I wrote this blog 2 weeks ago, but I still want to share it.
I’m really enjoy this way of traveling. To follow intuitively our path, what leads to the most beautiful places. The first time an alberque (hostel) was full booked I started to complain. ‘No, I don’t want to walk anymore. The next village is to far and my blisters are to painful’. Feeling sad. One day between Burgos and Leon we had to walk 17,5km without passing anything, just one long road. We walked already 13km and I had so many blisters on my both feet that every step I took felt like 20 steps without blisters. Painful. Going very slow. It was a tough day. Thinking about the pain wasn’t very helpful. I was fighting against the pain what made it even worse.
It took a while to see what I was doing. Fighting, telling myself I didn’t want to walk anymore, being frustrated, poor me feelings, slightly upset of my dad because he wanted to walk further enz. I didn’t had any problems during the first 2 weeks, nothing, my shoes are perfect, what made me even more frustrated, because within 2 days I had more than 8 blisters. The good company of a pelgrim friend and my dad helped a lot to keep on walking instead of stopping every 5 min. But the amount of kilometers we had to walk stayed the same.
I thought about the t-shirt I have with the quote “Pain is inevitable.. But Suffering is a choice -Buddha”. I realized that I was suffering all day long. This quote coming up in my mind changed something. Specially the last words.. Suffering is a choice.. Thinking about that for a moment I thought about the book what I’m reading, a book of Eckhart Tolle. To accept and to be fully okay with every situation you are in. To be the observer and only notice everything without judging or labeling it, whatever that situation is. I’m not the pain, and the emotions I feel is a choice. It is all in my mind.
Knowing, is something different than to feel and live this. Observing pain is difficult, but I tried. To be okay with the situation by knowing you still have to walk 15km isn’t easy either. But after a while I felt not that frustrate and ‘poor little me’ anymore. The pain was better too. I couldn’t believe it. I looked at the butterflies, blue sky and flowers again. I stopped complaining. Wauw! I felt so good and walked normal.
After taking good care of my blisters during lunch time it started all over. My feet had to warm up. The first 300 meters are the worsted if you start walking after a break. And knowing that we still had to walk 10km didn’t help at all. I was thinking about Buddha and Tolle again. And it changed.. I felt better, less pain, enjoyed the walk more and talked with my new friend and dad. This circle of fighting against the pain, frustration and poor me feelings.. and to be the observer, accepting everything, repeated over and over. But every time I could change a little faster and for a longer time.

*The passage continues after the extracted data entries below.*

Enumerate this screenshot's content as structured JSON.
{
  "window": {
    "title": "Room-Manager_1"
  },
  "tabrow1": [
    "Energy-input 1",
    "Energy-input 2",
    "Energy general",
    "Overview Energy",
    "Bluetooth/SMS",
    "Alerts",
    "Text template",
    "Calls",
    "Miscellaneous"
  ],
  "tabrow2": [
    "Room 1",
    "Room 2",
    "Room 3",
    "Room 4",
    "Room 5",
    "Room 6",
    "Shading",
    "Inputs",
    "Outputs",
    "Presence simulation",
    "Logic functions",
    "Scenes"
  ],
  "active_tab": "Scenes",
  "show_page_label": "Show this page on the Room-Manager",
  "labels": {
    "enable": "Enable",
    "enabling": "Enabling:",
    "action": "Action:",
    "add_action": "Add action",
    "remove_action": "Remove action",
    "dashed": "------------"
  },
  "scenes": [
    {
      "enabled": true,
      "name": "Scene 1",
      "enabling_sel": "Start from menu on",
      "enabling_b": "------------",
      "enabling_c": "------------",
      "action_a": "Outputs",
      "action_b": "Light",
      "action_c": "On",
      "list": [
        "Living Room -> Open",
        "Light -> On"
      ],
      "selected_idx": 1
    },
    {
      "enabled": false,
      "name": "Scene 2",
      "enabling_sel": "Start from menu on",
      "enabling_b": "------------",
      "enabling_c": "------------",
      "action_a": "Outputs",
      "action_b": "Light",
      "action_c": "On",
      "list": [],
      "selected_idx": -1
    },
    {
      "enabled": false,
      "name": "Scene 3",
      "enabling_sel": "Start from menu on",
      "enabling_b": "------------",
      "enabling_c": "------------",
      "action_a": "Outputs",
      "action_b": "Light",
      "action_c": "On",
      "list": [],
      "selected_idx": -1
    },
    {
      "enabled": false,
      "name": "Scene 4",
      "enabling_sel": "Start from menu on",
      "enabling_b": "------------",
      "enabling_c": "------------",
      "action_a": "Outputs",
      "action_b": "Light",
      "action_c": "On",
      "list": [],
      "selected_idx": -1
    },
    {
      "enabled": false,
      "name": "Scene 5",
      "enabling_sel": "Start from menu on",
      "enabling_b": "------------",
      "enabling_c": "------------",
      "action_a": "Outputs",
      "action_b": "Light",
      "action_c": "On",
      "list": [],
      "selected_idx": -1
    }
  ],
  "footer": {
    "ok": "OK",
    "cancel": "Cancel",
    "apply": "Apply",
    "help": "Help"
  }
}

At the end of the long long road behind a little hill appeared the village. Because of the hill we where not able to see it. Surprise!! I ran of the hill with al the blisters I had. We made it.
The swimming pool in the back yard of the alberque was another surprise. We dropped our bags, took off our clothes and jumped into the cold, fresh and clear swimming pool. What a heavy, but valuable day. I had to practice to be the observer. This day allowed me to practice.
That evening, during dinner, a korean lady came to me with thin socks and an oil. The oil was an bean oil, used as a natural medication in Korea. She gave half of her flacon of oil to me and explained how to use it. I could wear the thin socks under my normal walking socks. She was so friendly. After diner an mexican guy came to me. His friend called him the blister expert. He told me how to treat my blisters and what had helped him the most after having so many blisters. He had everything I possibly needed and I could use everything. So nice. It was again a wonderful day.
It really feels like a big family on the camino. Helping others where you can and people take care of you where they can. All naturally without expecting something back.
It’s feels really good to be the observer and to let it be. I practicing more and more;-) It’s becoming a natural feeling, a natural state of being. It’s like going to the theater and watching a great show.
I start to feel so exited when things goes different then I expect, because it leads every time to beautiful, learning experiences. For example; we had to walk 5km further because an abergue was full booked.. We stayed at a beautiful alberque and had a very special meeting with the nuns. They prayed, sang, blessed and hugged us. Thank you full booked alberque; Thank you blisters, so we walked only 15km and met this beautiful person, having this great experience or found this very special place; Thank you cafe for taking so much time for squeezing oranges, so we met our pelgrim friends again….;
Thank you camino and everything what happens. It is al perfect.
(It was just that week with blisters. My dad and I don’t have any problems with injuries, painful muscles or joins 😀 jeuhhjjj!)